Father and son have an argument when Searcher wants to look at a plant in the snow. Jaeger dismisses the plant—and his son—as being unimportant. He continues on without the expedition team.
The story fast forward 25 years.
Searcher is a farmer raising acres of Pando, the plant he discovered in the mountains. The Pando fruit is used as an energy source for the town. The town’s technology shifted from horse and buggy to flying vehicles.
Searcher’s son, Ethan, wants to be an explorer like his missing grandfather and doesn’t want to be a farmer. A constant source of friction between father and son.
One evening, Callisto Mal, president of the town and former member of Jaeger’s expedition team, drops in with her airship. She tells Searcher that the Pando plant is dying off elsewhere and its root system is rotting underground. She wants him to go with her into a massive sinkhole to find the root cause.

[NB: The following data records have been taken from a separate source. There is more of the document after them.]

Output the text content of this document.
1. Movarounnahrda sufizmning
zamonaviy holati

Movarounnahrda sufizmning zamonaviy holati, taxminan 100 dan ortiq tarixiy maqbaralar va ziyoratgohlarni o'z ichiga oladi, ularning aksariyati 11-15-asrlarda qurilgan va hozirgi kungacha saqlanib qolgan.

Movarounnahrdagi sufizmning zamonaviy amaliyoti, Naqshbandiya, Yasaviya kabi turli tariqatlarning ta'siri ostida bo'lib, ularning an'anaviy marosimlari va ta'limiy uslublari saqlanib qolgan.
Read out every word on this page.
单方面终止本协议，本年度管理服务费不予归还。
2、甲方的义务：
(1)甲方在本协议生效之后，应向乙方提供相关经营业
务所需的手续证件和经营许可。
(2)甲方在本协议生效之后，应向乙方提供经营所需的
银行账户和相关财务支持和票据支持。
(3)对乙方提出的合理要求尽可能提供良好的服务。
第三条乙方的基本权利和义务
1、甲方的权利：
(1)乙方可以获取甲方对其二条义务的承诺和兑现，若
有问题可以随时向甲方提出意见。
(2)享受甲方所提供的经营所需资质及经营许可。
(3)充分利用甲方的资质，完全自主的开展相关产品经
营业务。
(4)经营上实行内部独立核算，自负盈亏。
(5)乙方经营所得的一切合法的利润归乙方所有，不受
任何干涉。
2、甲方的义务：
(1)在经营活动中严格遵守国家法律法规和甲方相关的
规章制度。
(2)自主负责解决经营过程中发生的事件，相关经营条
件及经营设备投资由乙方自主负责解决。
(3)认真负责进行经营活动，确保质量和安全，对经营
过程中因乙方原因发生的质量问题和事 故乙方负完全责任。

Searcher agrees to go despite protests that he’s not an explorer anymore. Ethan and his dog, Legend, stow away on the airship. And Ethan’s mom, Meriden, chases after the airship in her crop duster. You can’t have a family adventure without the entire family.
Searcher and Legend get separated from the airship on the way down. They encounter Jaeger who spent 25 years underground after failing to go through the mountains. The father-son conflict between these two starts all over again. Especially when Jaeger finds out he’s a grandfather and Ethan wants to be an explorer.
They discover that they’re inside a creature that is falling ill from the Pando plants. Saving the creature means killing off the Pando plant. Callisto doesn’t like that as the town will be without an energy source and she tries to stop the Clades.
A little blue creature convinces all of them to take the right action that saves everyone.
Problem 1: Family Dynamics
The first problem was the father-son conflict across three generations being heavy handed throughout the movie. That was appropriate when Jaeger and Searcher parted ways at the beginning. The heavy handedness continued for Searcher and Ethan, and after Jaeger and Searcher reunited.
Moviegoers don’t want to be browbeaten with a family dynamic that they could get at home.
Problem 2: Strange World Ending
The second problem was the satellite view of the town and the creature that it was on. A ginormous sea turtle on a water world without any visible landmass. This ending begs for more questions.
- How did these people get on the back of a ginormous sea turtle?
- Where did this ginormous sea turtle come from?
- Could a water world give rise to this kind of life?
If they went with the Gaia hypothesis, where the planet was a living entity, that would make sense.
If they went with the cosmic turtle, where the world exists on the back of a turtle in space, that would make sense.
But a town on a ginormous sea turtle on a water world doesn’t make sense.
Problem 3: Wakanda Forever
The third problem was that “Strange World” came out two weeks after “Wakanda Forever” hit theaters. “Wakanda Forever” had a better family dynamic, an ending that made sense, and a built-in audience that wanted to see it.
“Strange World” wasn’t a bad movie but it does deserve the solid B-rating that moviegoers gave it. Starts streaming on Disney Plus on Friday, December 23, 2022.